Lars Køber, MD, from Rigshospitalet, and colleagues conducted a randomized controlled trial assessed in patients with symptomatic systolic heart failure not caused by coronary artery disease who were assigned to receive an ICD (556 patients) or usual clinical care (560 patients).
The trial revealed after a median follow-up time of 67.6 months (hazard ratio, 0.87; 95% confidence interval, 0.68 to 1.12), that the primary outcome of death from all causes occurred in 21.6% of the ICD group and 23.4% of the control group. Sudden cardiac death occurred in 4.3% of the ICD patients and was almost doubled to 8.2% in the control group, respectively (hazard ratio, 0.50; 95% confidence interval, 0.31 to 0.82). Device-related infection occurred in 4.9% of the patients in the ICD and 3.6% of patients in the control groups, respectively (P=0.029).
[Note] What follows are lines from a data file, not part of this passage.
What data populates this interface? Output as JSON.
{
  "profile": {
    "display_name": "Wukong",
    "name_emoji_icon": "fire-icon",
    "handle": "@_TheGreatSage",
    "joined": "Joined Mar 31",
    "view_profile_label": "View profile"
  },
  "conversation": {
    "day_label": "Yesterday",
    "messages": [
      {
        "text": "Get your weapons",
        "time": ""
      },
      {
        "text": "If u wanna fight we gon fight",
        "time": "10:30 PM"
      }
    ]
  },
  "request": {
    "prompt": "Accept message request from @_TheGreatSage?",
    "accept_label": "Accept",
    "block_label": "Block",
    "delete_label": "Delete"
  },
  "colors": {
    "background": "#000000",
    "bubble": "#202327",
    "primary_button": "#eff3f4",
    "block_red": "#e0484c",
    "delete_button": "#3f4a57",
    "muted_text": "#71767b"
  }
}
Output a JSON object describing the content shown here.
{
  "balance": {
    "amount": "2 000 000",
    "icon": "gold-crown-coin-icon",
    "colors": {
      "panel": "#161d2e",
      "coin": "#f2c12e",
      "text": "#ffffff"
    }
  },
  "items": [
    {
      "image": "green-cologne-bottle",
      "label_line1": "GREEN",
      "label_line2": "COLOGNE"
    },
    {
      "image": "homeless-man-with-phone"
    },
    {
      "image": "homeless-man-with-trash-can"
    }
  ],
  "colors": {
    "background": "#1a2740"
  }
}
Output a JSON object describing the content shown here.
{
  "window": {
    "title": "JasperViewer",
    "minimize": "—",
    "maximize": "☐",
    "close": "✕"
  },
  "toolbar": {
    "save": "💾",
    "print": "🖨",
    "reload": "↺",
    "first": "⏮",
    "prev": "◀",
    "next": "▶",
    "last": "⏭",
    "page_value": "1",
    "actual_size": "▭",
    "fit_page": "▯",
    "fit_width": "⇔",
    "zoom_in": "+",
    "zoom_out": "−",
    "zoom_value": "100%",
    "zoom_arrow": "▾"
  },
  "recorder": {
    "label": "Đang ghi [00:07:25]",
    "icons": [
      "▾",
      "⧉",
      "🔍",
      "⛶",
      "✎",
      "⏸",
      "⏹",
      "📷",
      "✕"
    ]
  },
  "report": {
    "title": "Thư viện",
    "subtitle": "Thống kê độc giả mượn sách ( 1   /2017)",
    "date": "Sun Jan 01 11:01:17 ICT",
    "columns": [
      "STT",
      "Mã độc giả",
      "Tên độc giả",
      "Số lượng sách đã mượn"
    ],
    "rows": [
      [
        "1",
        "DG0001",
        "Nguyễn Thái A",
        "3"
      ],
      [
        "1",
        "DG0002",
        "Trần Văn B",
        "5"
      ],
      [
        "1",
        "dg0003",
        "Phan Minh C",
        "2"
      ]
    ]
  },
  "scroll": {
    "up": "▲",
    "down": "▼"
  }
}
"Prophylactic ICD implantation is a class 1 recommendation in patients with heart failure and reduced left ventricular systolic function in both European and American guidelines," Lars Køber explains. "However, the evidence is much weaker for patients with non-ischemic aetiology. Until now, there has been the limited data on ICDs in this population, and our trial fills that gap by suggesting ICDs should not be routinely implanted in all patients with systolic heart failure."